The economic revival that swept across Eastern Europe and the former Soviet Union after the fall of the Berlin Wall has given way to stalled reforms and stagnating growth, the European Bank for Reconstruction and Development says in a new report.
The London-based bank, founded in 1991 to promote the transition to market economies in the former Soviet bloc, says that most countries in the region will post growth below 2 percent this year, with only modest improvement in 2014.
While the euro zone recession has ended and exports have recovered, growth on Europe’s eastern rim “has continued to decelerate as domestic consumption and investment have weakened,” the EBRD says.
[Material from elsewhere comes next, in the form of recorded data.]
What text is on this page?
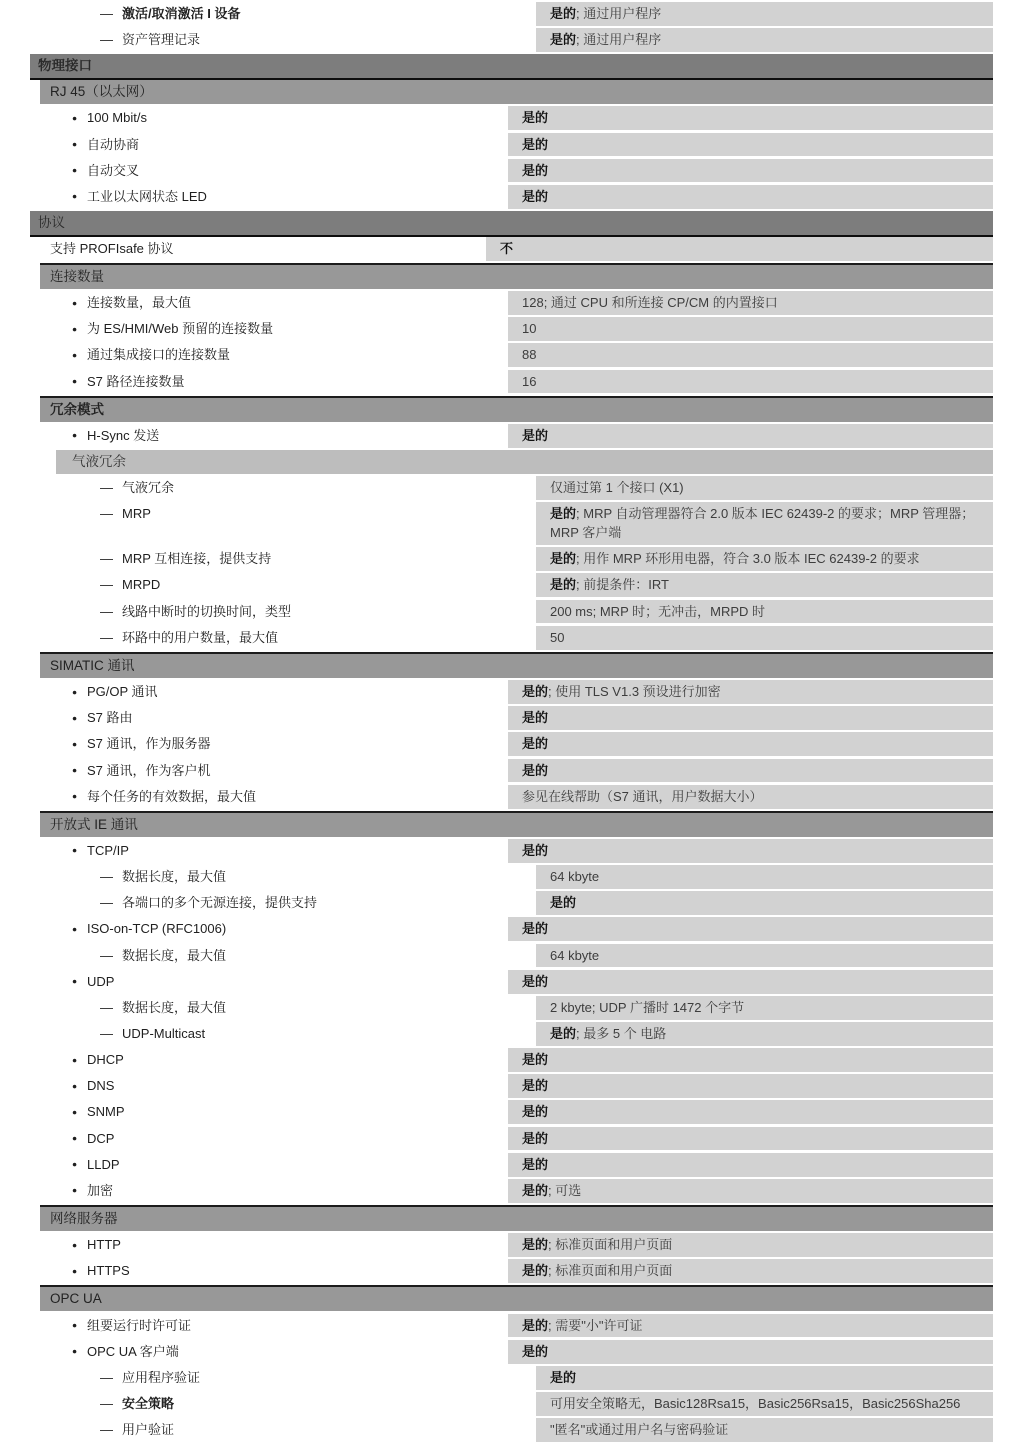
— 激活/取消激活 I 设备	是的; 通过用户程序
— 资产管理记录	是的; 通过用户程序
物理接口
RJ 45（以太网）
● 100 Mbit/s	是的
● 自动协商	是的
● 自动交叉	是的
● 工业以太网状态 LED	是的
协议
支持 PROFIsafe 协议	不
连接数量
● 连接数量，最大值	128; 通过 CPU 和所连接 CP/CM 的内置接口
● 为 ES/HMI/Web 预留的连接数量	10
● 通过集成接口的连接数量	88
● S7 路径连接数量	16
冗余模式
● H-Sync 发送	是的
气液冗余
— 气液冗余	仅通过第 1 个接口 (X1)
— MRP	是的; MRP 自动管理器符合 2.0 版本 IEC 62439-2 的要求；MRP 管理器；MRP 客户端
— MRP 互相连接，提供支持	是的; 用作 MRP 环形用电器，符合 3.0 版本 IEC 62439-2 的要求
— MRPD	是的; 前提条件：IRT
— 线路中断时的切换时间，类型	200 ms; MRP 时；无冲击，MRPD 时
— 环路中的用户数量，最大值	50
SIMATIC 通讯
● PG/OP 通讯	是的; 使用 TLS V1.3 预设进行加密
● S7 路由	是的
● S7 通讯，作为服务器	是的
● S7 通讯，作为客户机	是的
● 每个任务的有效数据，最大值	参见在线帮助（S7 通讯，用户数据大小）
开放式 IE 通讯
● TCP/IP	是的
— 数据长度，最大值	64 kbyte
— 各端口的多个无源连接，提供支持	是的
● ISO-on-TCP (RFC1006)	是的
— 数据长度，最大值	64 kbyte
● UDP	是的
— 数据长度，最大值	2 kbyte; UDP 广播时 1472 个字节
— UDP-Multicast	是的; 最多 5 个 电路
● DHCP	是的
● DNS	是的
● SNMP	是的
● DCP	是的
● LLDP	是的
● 加密	是的; 可选
网络服务器
● HTTP	是的; 标准页面和用户页面
● HTTPS	是的; 标准页面和用户页面
OPC UA
● 组要运行时许可证	是的; 需要"小"许可证
● OPC UA 客户端	是的
— 应用程序验证	是的
— 安全策略	可用安全策略无，Basic128Rsa15，Basic256Rsa15，Basic256Sha256
— 用户验证	"匿名"或通过用户名与密码验证
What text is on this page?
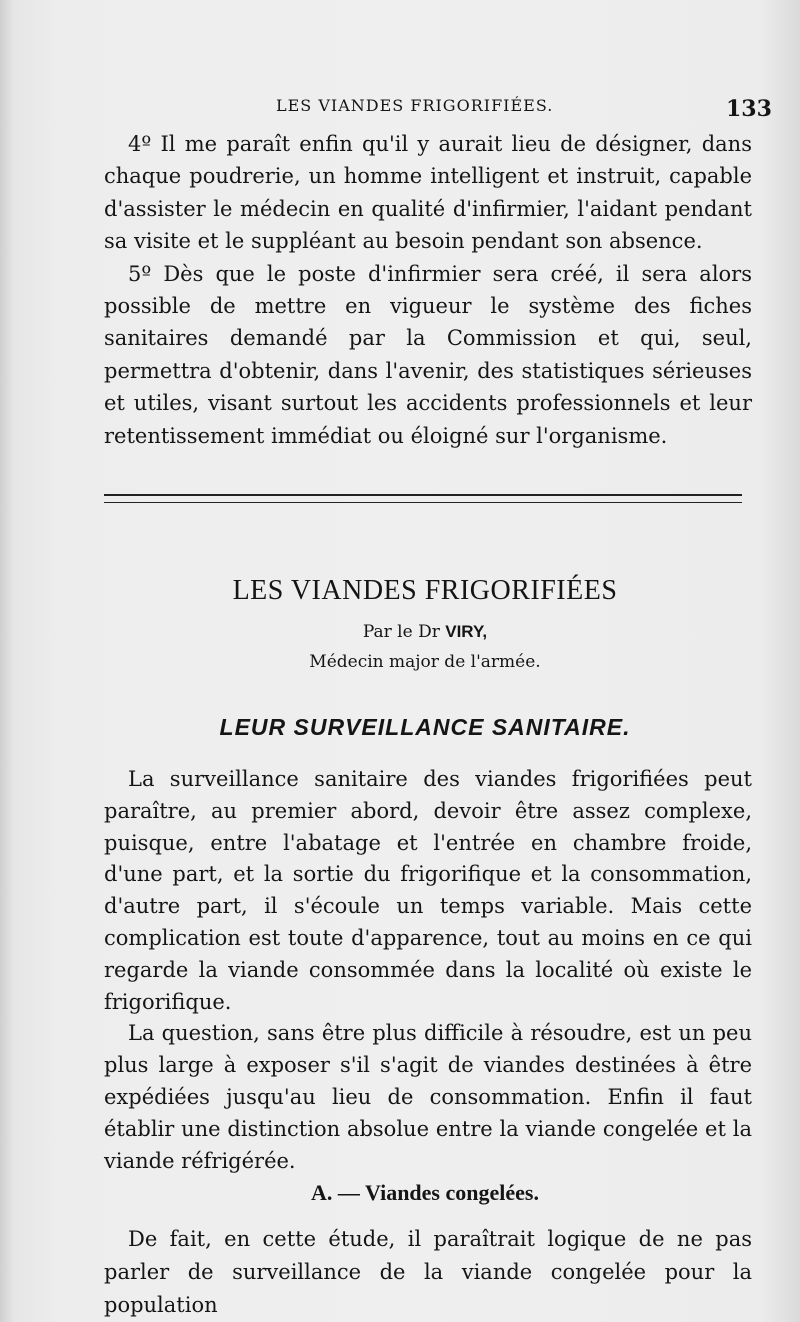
LES VIANDES FRIGORIFIÉES.	133

4º Il me paraît enfin qu'il y aurait lieu de désigner, dans chaque poudrerie, un homme intelligent et instruit, capable d'assister le médecin en qualité d'infirmier, l'aidant pendant sa visite et le suppléant au besoin pendant son absence.

5º Dès que le poste d'infirmier sera créé, il sera alors possible de mettre en vigueur le système des fiches sanitaires demandé par la Commission et qui, seul, permettra d'obtenir, dans l'avenir, des statistiques sérieuses et utiles, visant surtout les accidents professionnels et leur retentissement immédiat ou éloigné sur l'organisme.

LES VIANDES FRIGORIFIÉES
Par le Dr VIRY,
Médecin major de l'armée.
LEUR SURVEILLANCE SANITAIRE.

La surveillance sanitaire des viandes frigorifiées peut paraître, au premier abord, devoir être assez complexe, puisque, entre l'abatage et l'entrée en chambre froide, d'une part, et la sortie du frigorifique et la consommation, d'autre part, il s'écoule un temps variable. Mais cette complication est toute d'apparence, tout au moins en ce qui regarde la viande consommée dans la localité où existe le frigorifique.

La question, sans être plus difficile à résoudre, est un peu plus large à exposer s'il s'agit de viandes destinées à être expédiées jusqu'au lieu de consommation. Enfin il faut établir une distinction absolue entre la viande congelée et la viande réfrigérée.

A. — Viandes congelées.

De fait, en cette étude, il paraîtrait logique de ne pas parler de surveillance de la viande congelée pour la population
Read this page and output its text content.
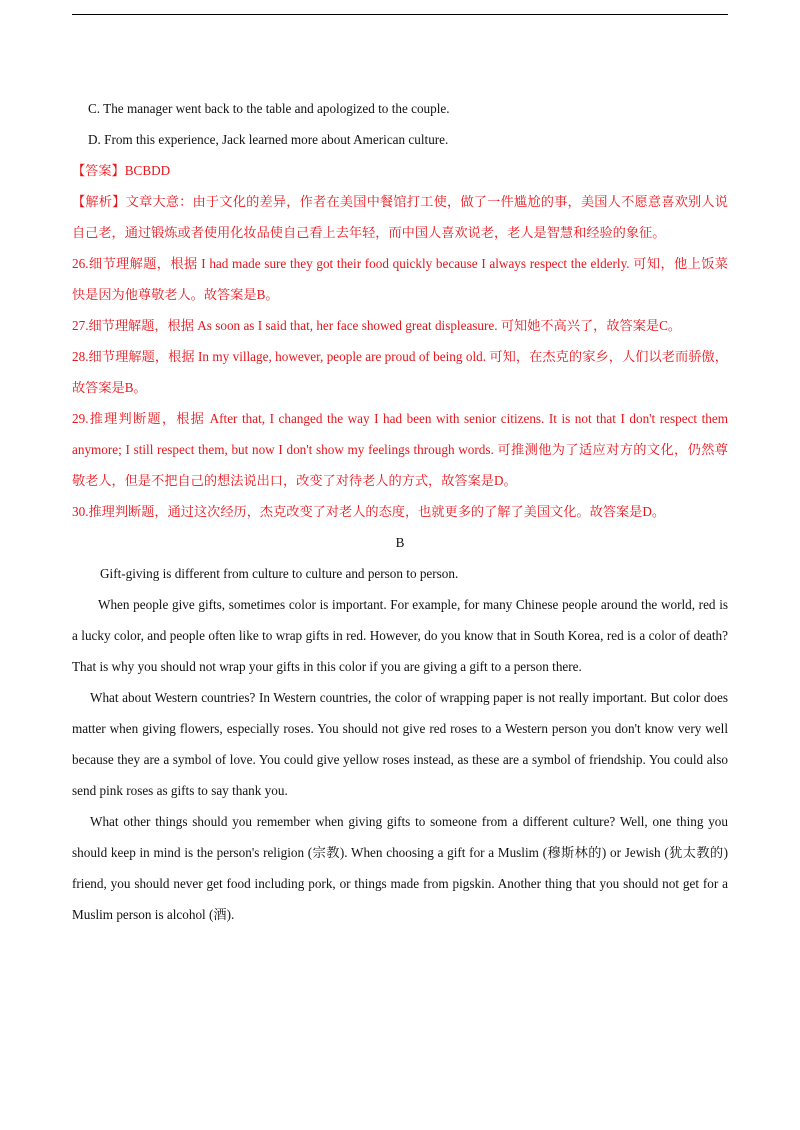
C. The manager went back to the table and apologized to the couple.

D. From this experience, Jack learned more about American culture.

【答案】BCBDD

【解析】文章大意：由于文化的差异，作者在美国中餐馆打工使，做了一件尴尬的事，美国人不愿意喜欢别人说自己老，通过锻炼或者使用化妆品使自己看上去年轻，而中国人喜欢说老，老人是智慧和经验的象征。

26.细节理解题，根据 I had made sure they got their food quickly because I always respect the elderly. 可知，他上饭菜快是因为他尊敬老人。故答案是B。

27.细节理解题，根据 As soon as I said that, her face showed great displeasure. 可知她不高兴了，故答案是C。

28.细节理解题，根据 In my village, however, people are proud of being old. 可知，在杰克的家乡，人们以老而骄傲，故答案是B。

29.推理判断题，根据 After that, I changed the way I had been with senior citizens. It is not that I don't respect them anymore; I still respect them, but now I don't show my feelings through words. 可推测他为了适应对方的文化，仍然尊敬老人，但是不把自己的想法说出口，改变了对待老人的方式，故答案是D。

30.推理判断题，通过这次经历，杰克改变了对老人的态度，也就更多的了解了美国文化。故答案是D。

B

Gift-giving is different from culture to culture and person to person.

When people give gifts, sometimes color is important. For example, for many Chinese people around the world, red is a lucky color, and people often like to wrap gifts in red. However, do you know that in South Korea, red is a color of death? That is why you should not wrap your gifts in this color if you are giving a gift to a person there.

What about Western countries? In Western countries, the color of wrapping paper is not really important. But color does matter when giving flowers, especially roses. You should not give red roses to a Western person you don't know very well because they are a symbol of love. You could give yellow roses instead, as these are a symbol of friendship. You could also send pink roses as gifts to say thank you.

What other things should you remember when giving gifts to someone from a different culture? Well, one thing you should keep in mind is the person's religion (宗教). When choosing a gift for a Muslim (穆斯林的) or Jewish (犹太教的) friend, you should never get food including pork, or things made from pigskin. Another thing that you should not get for a Muslim person is alcohol (酒).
Faltering growth in Russia, the region’s biggest economy, is causing “wider regional repercussions,” it says.
Market-friendly structural reforms, which helped boost growth and investment across the region during the 1990s, have slowed and in some cases been reversed. “Public opinion turned against market reform after the 2008-09 financial crisis,” the report says.
Some countries have imposed new controls on previously deregulated companies. Hungary, for example, has levied a “Robin Hood tax” on energy companies, a tax that could discourage future investment in the sector.
The bank blamed President Vladimir Putin’s policies for contributing to Russia’s stagnation, saying that his policy of “state capitalism” has concentrated control of the economy in the hands of politically well-connected companies.
The region’s slowdown means that progress in closing the gap with West European living standards is likely to “stall in some countries and slow to a crawl in many others” over the next two decades, the EBRD says. It predicts that only Central Europe and the Baltics are likely to reach or exceed 60 percent of average per-capita incomes in Western Europe during that period.